From what I could see, the PCIe switch did have the correct configuration (usecase4.0) and an appropriate firmware (IMG version 1.08 BD58) already installed.
The connection works, but is very slow. I used the tool iperf to benchmark the connection and it did report a speed of about 380Mbit/s. I would have expected a much higher speed.
iperf reports 940Mbit/s for the 1GbE connection over the internal Ethernet switch and about 6000Mbit/s for the external 10GbE connectors when sending data between XavierA and XavierB. These numbers seem legit do me, so it seems the benchmarking tool does its job.
Do others also see a low speed on the PCIe Interface Communication too or are there some settings that can increase the speed?

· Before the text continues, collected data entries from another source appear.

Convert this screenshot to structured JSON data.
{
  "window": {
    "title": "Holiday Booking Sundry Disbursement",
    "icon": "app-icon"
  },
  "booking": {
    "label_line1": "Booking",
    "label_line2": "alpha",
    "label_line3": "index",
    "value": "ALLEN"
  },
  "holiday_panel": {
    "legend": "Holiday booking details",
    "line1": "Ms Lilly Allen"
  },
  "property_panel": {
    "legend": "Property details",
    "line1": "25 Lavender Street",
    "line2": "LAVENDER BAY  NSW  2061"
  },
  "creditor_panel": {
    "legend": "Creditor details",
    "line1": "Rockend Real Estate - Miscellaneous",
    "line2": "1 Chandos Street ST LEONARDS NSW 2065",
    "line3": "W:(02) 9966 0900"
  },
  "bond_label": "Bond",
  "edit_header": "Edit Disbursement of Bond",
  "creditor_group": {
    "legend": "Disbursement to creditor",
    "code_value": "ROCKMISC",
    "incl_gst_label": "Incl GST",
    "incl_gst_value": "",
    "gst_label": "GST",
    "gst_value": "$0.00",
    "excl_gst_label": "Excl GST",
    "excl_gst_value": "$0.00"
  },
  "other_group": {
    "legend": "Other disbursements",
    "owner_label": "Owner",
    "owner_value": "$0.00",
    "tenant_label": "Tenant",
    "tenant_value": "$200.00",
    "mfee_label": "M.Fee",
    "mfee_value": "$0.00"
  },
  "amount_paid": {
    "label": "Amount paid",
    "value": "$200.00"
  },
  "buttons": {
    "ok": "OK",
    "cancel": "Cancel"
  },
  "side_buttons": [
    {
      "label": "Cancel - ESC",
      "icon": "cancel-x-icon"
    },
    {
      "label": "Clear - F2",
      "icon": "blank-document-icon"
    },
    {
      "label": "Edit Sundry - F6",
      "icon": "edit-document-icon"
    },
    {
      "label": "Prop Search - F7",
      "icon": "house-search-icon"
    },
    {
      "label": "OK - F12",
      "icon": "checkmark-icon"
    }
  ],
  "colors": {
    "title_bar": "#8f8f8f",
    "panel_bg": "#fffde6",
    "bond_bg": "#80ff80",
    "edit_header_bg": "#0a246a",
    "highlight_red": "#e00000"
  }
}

As stated in my previous post, it is running Drive9, i. e. Drive Software 9.0. I assume that means I am running Drive OS 5.1.0, or are there any other versions around for Drive Software 9.0? I is there actually a way to query the Drive OS version?

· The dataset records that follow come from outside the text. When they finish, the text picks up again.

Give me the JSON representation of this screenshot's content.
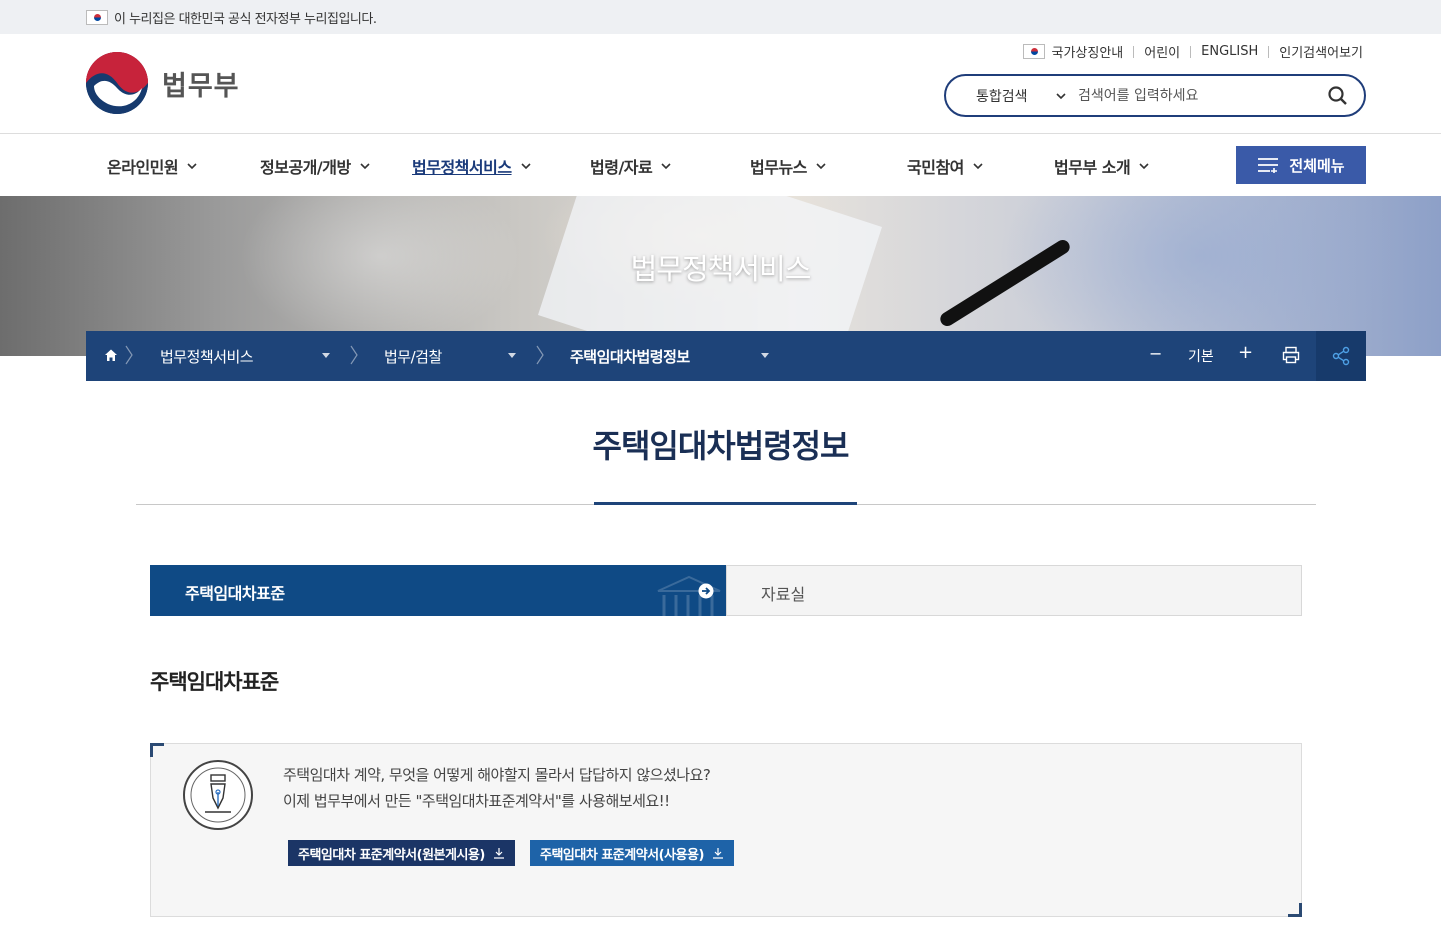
{
  "gov_bar": {
    "text": "이 누리집은 대한민국 공식 전자정부 누리집입니다."
  },
  "header": {
    "logo_text": "법무부",
    "util_links": [
      "국가상징안내",
      "어린이",
      "ENGLISH",
      "인기검색어보기"
    ],
    "search": {
      "scope": "통합검색",
      "placeholder": "검색어를 입력하세요"
    }
  },
  "gnb": {
    "items": [
      {
        "label": "온라인민원"
      },
      {
        "label": "정보공개/개방"
      },
      {
        "label": "법무정책서비스"
      },
      {
        "label": "법령/자료"
      },
      {
        "label": "법무뉴스"
      },
      {
        "label": "국민참여"
      },
      {
        "label": "법무부 소개"
      }
    ],
    "active_index": 2,
    "all_menu_label": "전체메뉴"
  },
  "banner": {
    "title": "법무정책서비스"
  },
  "location": {
    "crumbs": [
      "법무정책서비스",
      "법무/검찰",
      "주택임대차법령정보"
    ],
    "font_minus": "−",
    "font_default": "기본",
    "font_plus": "+"
  },
  "page_title": "주택임대차법령정보",
  "tabs": {
    "active": "주택임대차표준",
    "inactive": "자료실"
  },
  "section": {
    "title": "주택임대차표준",
    "lines": [
      "주택임대차 계약, 무엇을 어떻게 해야할지 몰라서 답답하지 않으셨나요?",
      "이제 법무부에서 만든 \"주택임대차표준계약서\"를 사용해보세요!!"
    ],
    "buttons": [
      {
        "label": "주택임대차 표준계약서(원본게시용)",
        "color": "#1b3566"
      },
      {
        "label": "주택임대차 표준계약서(사용용)",
        "color": "#1e63a8"
      }
    ]
  },
  "colors": {
    "primary": "#1e4479",
    "tab_active": "#0f4a85",
    "all_menu": "#3a5aa8"
  }
}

I was asking because I couldn’t find the firmwares (switchtec_pfx.pmc and usecase4.0.pmc) in DRIVE Software 10.0. Could you let me know where you get them in DRIVE Software 9.0? Thanks!
The PCIe switch firmware and various configurations do not come with the Drive Software installation but have to be downloaded separately by running the script restricted-pdk.run from https://developer.nvidia.com/drive/secure/restricted-pdk.run
However, I did not use any of those files, since after evaluating the installation on the DriveAGX Pegasus using switchtec-user from https://github.com/Microsemi/switchtec-user.git as well as the output of lspci, everything did seem to be set up the way it should be, according to the description in Drive OS documentation. Therefore I did not flash the PCIe switch frimware or configuration myself.
So in what mode should it run to get higher performance and how can that be changed?
And how come the 10GbE gives a much higher bandwidth even though, according to the schematics in the documentation it runs over the same PCIe switch, just adding an additional detour over the two 10GbE controllers?
The connection works, but is very slow. I used the tool iperf to benchmark the connection and it did report a speed of about 380Mbit/s. I would have expected a much higher speed.
Could you share your commands of getting the 380 Mbit/s result? Thanks!
on the other Xavier, where the ip-address depends what is selected during the setup. For example, when following the Nvidia guidelines, it would be 192.168.1.11 when using XavierA as server (-s flag) and XavierB as client (-c flag) and 192.168.1.12 when using them vise versa.
Which Xavier is used as server and which as client, does not affect the transfer speed.
A transfer-rate of 940 Mbit/s is still much lower than what I would expect from the PCIe connection, which afaik has a theoretical bandwidth of over 31 Gbit/s.
Furthermore, the values you measured look remarkably similar to what I measured on the 1GbE connection. Also, the IP Address 192.168.1.203 is one of the addresses used for a virtual network interface on the eth0 (i. e. the 1GbE connection) in the default setup for the Hyperion Developer Kit. Can you verify, that the connection you tested is actually using the PCIe Interface Communication and not the 1GbE connection? Can you maybe share the output of ifconfig?
As we can see here, none of the eth1 adapters does have the IP address 192.168.1.203 whereas this IP address is used on the sending side in the iperf test. It is most likely associated with eth0:400. Can you either use a different IP address range for the eth1 adapters or remove all other adapters that have an IP address in 192.168.1.x and re-run the test to confirm it is actually using the PCIe Interface connection?
I upgraded my DriveAGX to Drive Software 10 and now I also measure transfer rates of around 2.3 Gbit/s over the PCIe Interface connection. While this is a big improvement over the transfer rate using Drive Software 9, it is still slower than the 10GbE connection and slower than what I expected.
So is this the kind of speed we can expect from this connection and what are the reasons why it is below 10% of the theoretical bandwidth? Is there anything one can change to increase the speed or are there plans by NVIDIA to make changes in future updates? And does anybody know if the bandwidth of the Crosslink NTB conneciton over PCIe between two DriveAGX Pegasus will give similar performance?
At the observed transfer rates, there is pretty much no reason to use this connection.
I understand that the current software stack is not designed for benchmarking. However, the knowledge of what interconnections are available and a rough overview of their provided bandwidth is often important for the application design. That’s why I am wondering, if the observed performance is what one can expect from the PCIe Interface Communication or if there is something wrong with either my setup or the current software version employed.
I did not investigate this issue any further as it seems that is the performance you can expect with the current software stack.
To use the 10Gbit network interface for communication between Xavier A and B, I simply connected the two 10GBit RJ45 connectors with a cable. The system is already set up with fixed IP addresses on this connection (192.168.0.10 and 192.168.0.11 on Xavier A and B, respectively) so no configuration is needed on the software side.